Since its launch in 2007, Bombardier Recreational Products’ (BRP) Can-Am Spyder roadster has carved a unique place for itself with its distinctive Y-architecture – two wheels in the front and one in the back – which gives the vehicle the open-air exhilaration of a motorbike combined with the stability of a four-wheeled vehicle. We were duly impressed by our first test ride on the three-wheeler back in 2008, but now a new take on the Spyder is on the horizon. As part of the Canadian government’s efforts to boost that country’s automotive research and development, a project is underway to develop a hybrid version which aims to equal the performance of the current Rotax 998cc V-Twin powered model.

With the Spyder being the only mass-production, on-road vehicle that is entirely designed and manufactured in Canada, the Centre de technologies avancées BRP – Université de Sherbrooke (CTA) – a non profit organization founded by BRP and Université de Sherbrooke (UdeS) to research and develop technologies for motorized recreational products – will receive US$6.2 million from the Automotive Partnership Canada program and US$5.1 million from BRP, making for a total of US$11.3 million in financial support to develop new hybrid engine technology for the roadster.

According to the CTA, the Spyder’s unique Y-architecture creates its own unique challenges in meeting the project’s goals of developing completely new electric hybrid technology that uses 50 percent less fuel and cuts CO2 emissions by 50 percent, while maintaining the vehicles speed, power and performance. The team also aims to give the vehicle a total range of 600 km (375 miles) and a range of 30 km (20 miles) in electric mode.

Out with the old…

The team recognizes that the roadster’s size alone poses major challenges for integrating two forms of motorization on the same chassis, not to mention the hybrid elements including batteries, control module and regenerative braking system.

Additionally, to retain the fast starts and acceleration of the current Can-Am Spyder, the project researchers have been given the task of designing a transmission and control strategy which allows electric and internal combustion engines to combine their strength to offer, on command, performances that are similar to BRP's current Spyder 990 RS roadster.

To meet these criteria, the project’s research team says it will have to design an entirely new propulsion system, rather than modifying existing hybrid technology. This will include reducing the weight of the current parts to compensate for the addition of the hybrid elements. The team will also take the opportunity to optimize the shape of the vehicle’s body to minimize aerodynamic drag, while providing adequate cooling of the brakes and radiator.

“Creating a three-wheel vehicle as opposed to a hybrid car poses significant design challenges that require a very high degree of innovation," said Professor Alain Desrochers from the Université de Sherbrooke’s Mechanical Engineering Department who leads the research team. "These challenges include the lack of space to accommodate hybrid motorization, cooling problems, aerodynamics, vehicle weight, and noise. Everything must be studied and modified.”
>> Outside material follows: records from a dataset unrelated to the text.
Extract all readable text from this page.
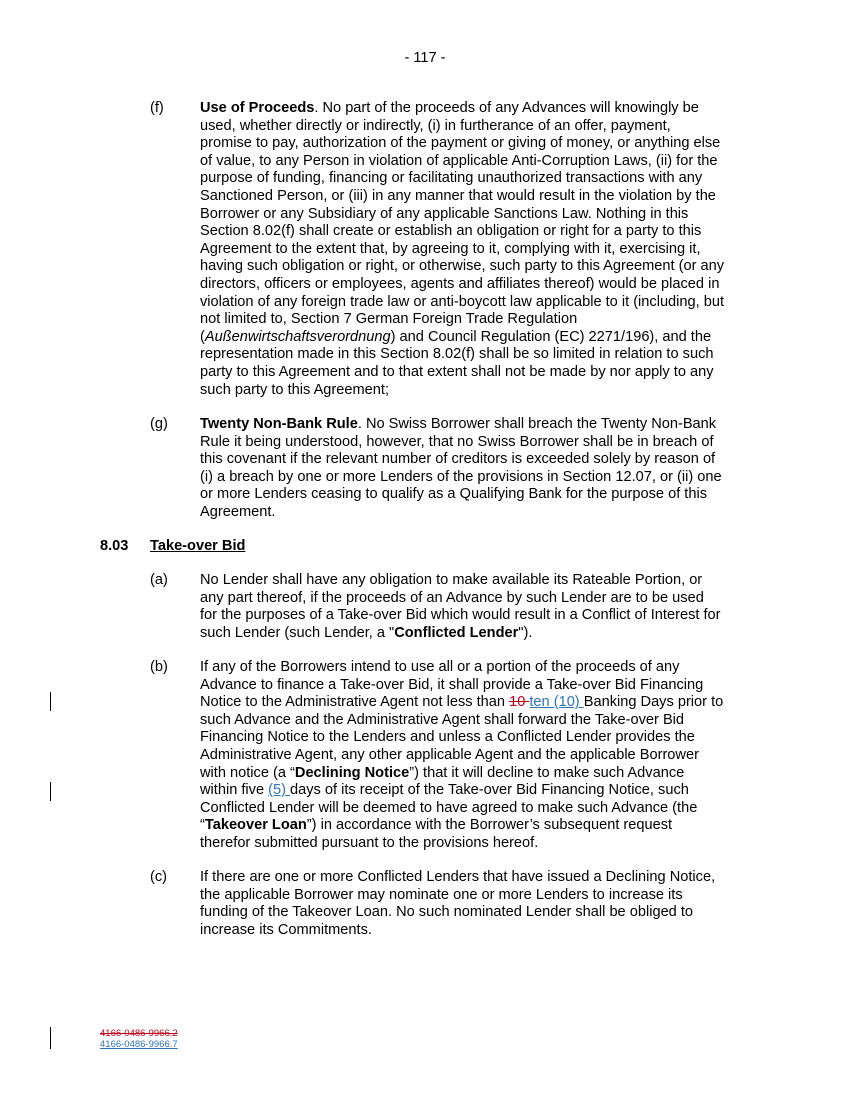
- 117 -
(f) Use of Proceeds. No part of the proceeds of any Advances will knowingly be
used, whether directly or indirectly, (i) in furtherance of an offer, payment,
promise to pay, authorization of the payment or giving of money, or anything else
of value, to any Person in violation of applicable Anti-Corruption Laws, (ii) for the
purpose of funding, financing or facilitating unauthorized transactions with any
Sanctioned Person, or (iii) in any manner that would result in the violation by the
Borrower or any Subsidiary of any applicable Sanctions Law. Nothing in this
Section 8.02(f) shall create or establish an obligation or right for a party to this
Agreement to the extent that, by agreeing to it, complying with it, exercising it,
having such obligation or right, or otherwise, such party to this Agreement (or any
directors, officers or employees, agents and affiliates thereof) would be placed in
violation of any foreign trade law or anti-boycott law applicable to it (including, but
not limited to, Section 7 German Foreign Trade Regulation
(Außenwirtschaftsverordnung) and Council Regulation (EC) 2271/196), and the
representation made in this Section 8.02(f) shall be so limited in relation to such
party to this Agreement and to that extent shall not be made by nor apply to any
such party to this Agreement;
(g) Twenty Non-Bank Rule. No Swiss Borrower shall breach the Twenty Non-Bank
Rule it being understood, however, that no Swiss Borrower shall be in breach of
this covenant if the relevant number of creditors is exceeded solely by reason of
(i) a breach by one or more Lenders of the provisions in Section 12.07, or (ii) one
or more Lenders ceasing to qualify as a Qualifying Bank for the purpose of this
Agreement.
8.03 Take-over Bid
(a) No Lender shall have any obligation to make available its Rateable Portion, or
any part thereof, if the proceeds of an Advance by such Lender are to be used
for the purposes of a Take-over Bid which would result in a Conflict of Interest for
such Lender (such Lender, a "Conflicted Lender").
(b) If any of the Borrowers intend to use all or a portion of the proceeds of any
Advance to finance a Take-over Bid, it shall provide a Take-over Bid Financing
Notice to the Administrative Agent not less than 10 ten (10) Banking Days prior to
such Advance and the Administrative Agent shall forward the Take-over Bid
Financing Notice to the Lenders and unless a Conflicted Lender provides the
Administrative Agent, any other applicable Agent and the applicable Borrower
with notice (a “Declining Notice”) that it will decline to make such Advance
within five (5) days of its receipt of the Take-over Bid Financing Notice, such
Conflicted Lender will be deemed to have agreed to make such Advance (the
“Takeover Loan”) in accordance with the Borrower’s subsequent request
therefor submitted pursuant to the provisions hereof.
(c) If there are one or more Conflicted Lenders that have issued a Declining Notice,
the applicable Borrower may nominate one or more Lenders to increase its
funding of the Takeover Loan. No such nominated Lender shall be obliged to
increase its Commitments.
4166-0486-9966.2
4166-0486-9966.7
The project also hopes to position Quebec as a hub of expertise in hybrid electric vehicle technology with any technological innovations it develops also potentially transferable to other types of vehicles.

The CTA says it aims to produce three generations of prototypes and their components over the next four years, with the final product needing to pass the test in terms of performance, reliability, durability, and economic mass production.

We’ll be watching the development of the hybrid version of the Can-Am Spyder roadster with interest and will keep you updated with details as we get them.